Author: Tyler Sorensen
Last revised: 1 Sept. 2016
-
Introduction
-
Licenses and Copyright
-
Running the Code
- Obtaining Inputs
- Running
-
Known Issues
This is the code for the paper:
"Portable Inter-Workgroup Barrier Synchronisation for GPUs" appearing in OOPSLA'16.
Please cite the above paper if you use this code in academic work.
If you use our Pannotia or LonestarGPU code, consider citing the papers for those works as well, which are respectively:
"Pannotia: Understanding irregular GPGPU graph applications" appearing in IISWC'13
"A quantitative study of irregular programs on GPUs" appearing in IISW'12
Please contact Ally or Tyler if have questions or comments about this code:
Tyler Sorensen t.sorensen15 AT imperial DOT ac DOT uk
Alastair F. Donaldson alastair.donaldson AT imperial DOT ac DOT uk
This code consists of 3 different code bases, all with different licenses and copyright holders.
The original code written for this project consists of the discovery protocol, the XF barrier (written using the discovery protocol and OpenCL 2.0 atomics) and the occupancy micro-benchmarks.
This code is located in code/discovery_protocol /code/experiments/occupancy_tests
The copyright holders of this code are: Tyler Sorensen and Alastair Donaldson.
The code is released under the BSD license which can be found in licenses/discovery_protocol
The original LonestarGPU code is released under the University of Texas research license, which it maintains.
The LonestarGPU code is confined to the directory: code/experiments/lonestar_gpu_opencl
A copy of the license can be found in: licenses/lonestar_gpu
The original LonestarGPU code can be obtained from: http://iss.ices.utexas.edu/?p=projects/galois/lonestargpu
The Pannotia applications are provided with a license by AMD.

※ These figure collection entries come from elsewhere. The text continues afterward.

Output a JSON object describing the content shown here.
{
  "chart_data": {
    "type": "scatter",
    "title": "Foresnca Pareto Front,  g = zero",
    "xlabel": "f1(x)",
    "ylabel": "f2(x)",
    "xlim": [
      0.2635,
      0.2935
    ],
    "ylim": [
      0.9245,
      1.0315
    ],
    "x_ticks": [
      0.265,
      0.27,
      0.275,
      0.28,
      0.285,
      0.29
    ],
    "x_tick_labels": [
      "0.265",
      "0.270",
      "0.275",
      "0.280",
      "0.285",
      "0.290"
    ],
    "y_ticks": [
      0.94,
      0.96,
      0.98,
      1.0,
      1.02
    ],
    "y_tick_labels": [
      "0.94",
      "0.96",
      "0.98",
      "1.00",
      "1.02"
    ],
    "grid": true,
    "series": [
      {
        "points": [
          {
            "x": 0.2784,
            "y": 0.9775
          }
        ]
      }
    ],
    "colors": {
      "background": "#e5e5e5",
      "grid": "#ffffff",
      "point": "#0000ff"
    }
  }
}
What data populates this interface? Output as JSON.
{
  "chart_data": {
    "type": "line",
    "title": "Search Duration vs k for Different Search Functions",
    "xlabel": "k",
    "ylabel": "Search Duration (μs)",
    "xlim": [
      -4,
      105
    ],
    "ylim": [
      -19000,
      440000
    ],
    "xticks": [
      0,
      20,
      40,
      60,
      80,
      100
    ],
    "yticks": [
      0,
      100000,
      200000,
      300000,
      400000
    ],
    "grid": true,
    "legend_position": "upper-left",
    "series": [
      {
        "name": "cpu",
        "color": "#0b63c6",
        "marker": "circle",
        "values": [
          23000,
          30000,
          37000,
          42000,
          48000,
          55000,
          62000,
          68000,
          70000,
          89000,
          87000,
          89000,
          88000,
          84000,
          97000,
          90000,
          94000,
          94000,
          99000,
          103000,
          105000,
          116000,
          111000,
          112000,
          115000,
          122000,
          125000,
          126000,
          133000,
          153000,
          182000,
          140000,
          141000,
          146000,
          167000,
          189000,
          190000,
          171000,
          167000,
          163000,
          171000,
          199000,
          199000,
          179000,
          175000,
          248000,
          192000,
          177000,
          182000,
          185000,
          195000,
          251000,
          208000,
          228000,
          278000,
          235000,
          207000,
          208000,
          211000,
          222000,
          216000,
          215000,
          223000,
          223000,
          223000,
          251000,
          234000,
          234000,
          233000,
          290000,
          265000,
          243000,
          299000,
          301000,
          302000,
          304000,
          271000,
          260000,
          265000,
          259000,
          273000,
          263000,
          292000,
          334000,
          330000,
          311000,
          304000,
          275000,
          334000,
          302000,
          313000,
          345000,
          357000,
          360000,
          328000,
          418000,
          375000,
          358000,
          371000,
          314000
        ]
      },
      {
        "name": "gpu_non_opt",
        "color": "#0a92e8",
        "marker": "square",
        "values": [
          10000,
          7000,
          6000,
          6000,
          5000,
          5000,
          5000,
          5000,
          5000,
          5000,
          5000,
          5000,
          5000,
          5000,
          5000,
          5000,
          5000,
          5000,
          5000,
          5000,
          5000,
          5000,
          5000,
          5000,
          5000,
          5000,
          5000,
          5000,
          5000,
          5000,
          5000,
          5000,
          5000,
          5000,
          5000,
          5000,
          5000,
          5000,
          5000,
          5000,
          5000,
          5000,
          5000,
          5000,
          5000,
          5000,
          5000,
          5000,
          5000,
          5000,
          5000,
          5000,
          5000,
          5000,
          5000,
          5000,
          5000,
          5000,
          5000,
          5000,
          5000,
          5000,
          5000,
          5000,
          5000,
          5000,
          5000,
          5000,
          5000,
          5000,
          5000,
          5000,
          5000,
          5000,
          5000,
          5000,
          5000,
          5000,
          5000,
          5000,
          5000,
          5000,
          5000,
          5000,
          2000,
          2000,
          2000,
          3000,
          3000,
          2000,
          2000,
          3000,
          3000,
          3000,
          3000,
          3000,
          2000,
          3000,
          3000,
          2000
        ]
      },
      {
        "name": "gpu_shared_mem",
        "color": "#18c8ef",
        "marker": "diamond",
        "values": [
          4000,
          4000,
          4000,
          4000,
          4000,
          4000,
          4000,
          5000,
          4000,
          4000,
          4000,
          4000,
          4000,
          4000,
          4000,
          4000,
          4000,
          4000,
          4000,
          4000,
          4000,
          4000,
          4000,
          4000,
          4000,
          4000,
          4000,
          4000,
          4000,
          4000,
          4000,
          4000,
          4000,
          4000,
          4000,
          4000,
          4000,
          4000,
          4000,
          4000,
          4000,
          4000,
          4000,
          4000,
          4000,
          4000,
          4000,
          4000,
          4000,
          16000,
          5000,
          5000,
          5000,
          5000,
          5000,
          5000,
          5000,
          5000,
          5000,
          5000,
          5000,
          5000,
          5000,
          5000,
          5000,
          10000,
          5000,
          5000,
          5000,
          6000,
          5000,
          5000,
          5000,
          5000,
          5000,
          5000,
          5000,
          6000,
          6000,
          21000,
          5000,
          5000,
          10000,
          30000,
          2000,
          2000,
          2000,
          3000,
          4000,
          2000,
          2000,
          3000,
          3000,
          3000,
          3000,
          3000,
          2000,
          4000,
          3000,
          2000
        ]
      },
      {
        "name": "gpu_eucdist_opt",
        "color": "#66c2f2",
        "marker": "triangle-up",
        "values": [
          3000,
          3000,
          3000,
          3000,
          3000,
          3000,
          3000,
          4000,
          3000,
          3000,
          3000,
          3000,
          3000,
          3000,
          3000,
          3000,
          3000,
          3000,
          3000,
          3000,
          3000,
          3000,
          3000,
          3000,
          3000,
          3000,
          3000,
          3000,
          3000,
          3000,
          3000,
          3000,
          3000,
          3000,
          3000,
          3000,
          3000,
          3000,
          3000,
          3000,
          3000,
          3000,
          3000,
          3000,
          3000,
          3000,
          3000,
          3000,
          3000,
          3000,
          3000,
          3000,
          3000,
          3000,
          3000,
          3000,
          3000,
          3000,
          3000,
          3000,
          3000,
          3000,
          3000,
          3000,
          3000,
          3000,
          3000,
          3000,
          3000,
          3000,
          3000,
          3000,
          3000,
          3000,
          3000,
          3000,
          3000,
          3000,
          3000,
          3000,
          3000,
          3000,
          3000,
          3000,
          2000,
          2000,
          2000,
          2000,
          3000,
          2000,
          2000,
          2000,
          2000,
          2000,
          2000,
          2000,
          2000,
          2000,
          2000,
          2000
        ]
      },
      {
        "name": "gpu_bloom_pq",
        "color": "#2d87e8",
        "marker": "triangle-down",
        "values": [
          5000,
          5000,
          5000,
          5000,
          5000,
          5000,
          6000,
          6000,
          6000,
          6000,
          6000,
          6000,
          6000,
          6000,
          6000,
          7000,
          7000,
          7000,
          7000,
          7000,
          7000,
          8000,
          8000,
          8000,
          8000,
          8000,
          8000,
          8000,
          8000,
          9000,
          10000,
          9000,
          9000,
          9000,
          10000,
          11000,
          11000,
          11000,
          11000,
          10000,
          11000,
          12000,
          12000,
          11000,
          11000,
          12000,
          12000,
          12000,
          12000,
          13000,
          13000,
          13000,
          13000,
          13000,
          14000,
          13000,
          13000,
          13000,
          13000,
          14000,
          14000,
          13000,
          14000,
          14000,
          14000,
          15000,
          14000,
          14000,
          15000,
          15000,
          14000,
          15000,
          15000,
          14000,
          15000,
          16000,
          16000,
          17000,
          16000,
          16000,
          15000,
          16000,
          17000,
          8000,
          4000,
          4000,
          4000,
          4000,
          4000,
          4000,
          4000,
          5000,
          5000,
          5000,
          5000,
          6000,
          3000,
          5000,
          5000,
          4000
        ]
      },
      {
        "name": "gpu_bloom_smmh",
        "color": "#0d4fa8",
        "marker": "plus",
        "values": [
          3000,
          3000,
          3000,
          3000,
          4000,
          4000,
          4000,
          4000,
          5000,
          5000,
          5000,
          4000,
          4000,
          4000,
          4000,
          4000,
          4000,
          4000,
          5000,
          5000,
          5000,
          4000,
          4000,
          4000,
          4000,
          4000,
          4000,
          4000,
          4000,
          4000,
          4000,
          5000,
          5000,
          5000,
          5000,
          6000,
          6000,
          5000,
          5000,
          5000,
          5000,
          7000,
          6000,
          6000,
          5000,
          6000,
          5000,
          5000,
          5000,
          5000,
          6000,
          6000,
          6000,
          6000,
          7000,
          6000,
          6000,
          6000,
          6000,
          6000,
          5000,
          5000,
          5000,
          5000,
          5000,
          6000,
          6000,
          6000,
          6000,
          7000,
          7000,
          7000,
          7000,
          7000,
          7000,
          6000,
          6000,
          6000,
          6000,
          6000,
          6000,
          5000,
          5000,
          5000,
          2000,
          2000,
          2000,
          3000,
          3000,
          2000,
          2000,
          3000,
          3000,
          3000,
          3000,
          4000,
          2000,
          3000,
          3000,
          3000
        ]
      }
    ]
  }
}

A copy of the license can be found in: licenses/pannotia
The Pannotia code is confined to the directory: code/experiments/pannotia
The original Pannotia code can be obtained from: https://github.com/pannotia/pannotia
To run the Pannotia or LonestarGPU applications, you will need to obtain the (large) graph files as input.
We provide instructions for obtaining these graphs in: code/experiments/pannotia/datasets/README.txt and code/experiments/lonestar_gpu_opencl/inputs/README.txt
We have provided google drive links containing these datasets.
We believe the code is straightforward to run. It uses a cross-platform (Windows and Linux) CMake build system and the applications give examples of the command line arguments if run with no arguments.
Detailed instructions for running the code can be found in our OOPSLA artifact evaluation guide: OOPSLA_AE.txt. This guide was reviewed and accepted by the OOPSLA'16 artifact evaluation committee, so we believe it should be sufficient.
It was very difficult to get these applications running reliably across all the GPUs we tested. We encountered many interesting issues, and we even wrote a workshop paper about it that you should check out:
"The Hitchhiker's Guide to Cross-Platform OpenCL Application Development" appearing in IWOCL'16
Here are some issues we have found that are still present in this code:
When running on Intel GPUs on Windows, the compiler seems to non-deterministically crash (which crashes the application).
The application we find that suffers from this problem the worse is the occupancy microbenchmarks
We have only been able to get this application working reliably on Nvidia chips. And even on these chips, it crashes about 1% of the time (same as the original CUDA application). Other chips deadlock, crash, or produce wrong results 100% of the time.
The original DMR comes with a warning. We pass this warning remains valid (and perhaps even more so) in our OpenCL port.
Our LonestarGPU ports pass structures to kernels which contain global memory pointers. This is technically undefined behaviour in OpenCL and we know this to cause issues on ARM GPUs. However, it appears to work fine on Nvidia, Intel and AMD GPUs.
This issue is fixable but requires a significant code refactoring. Its on our todo list.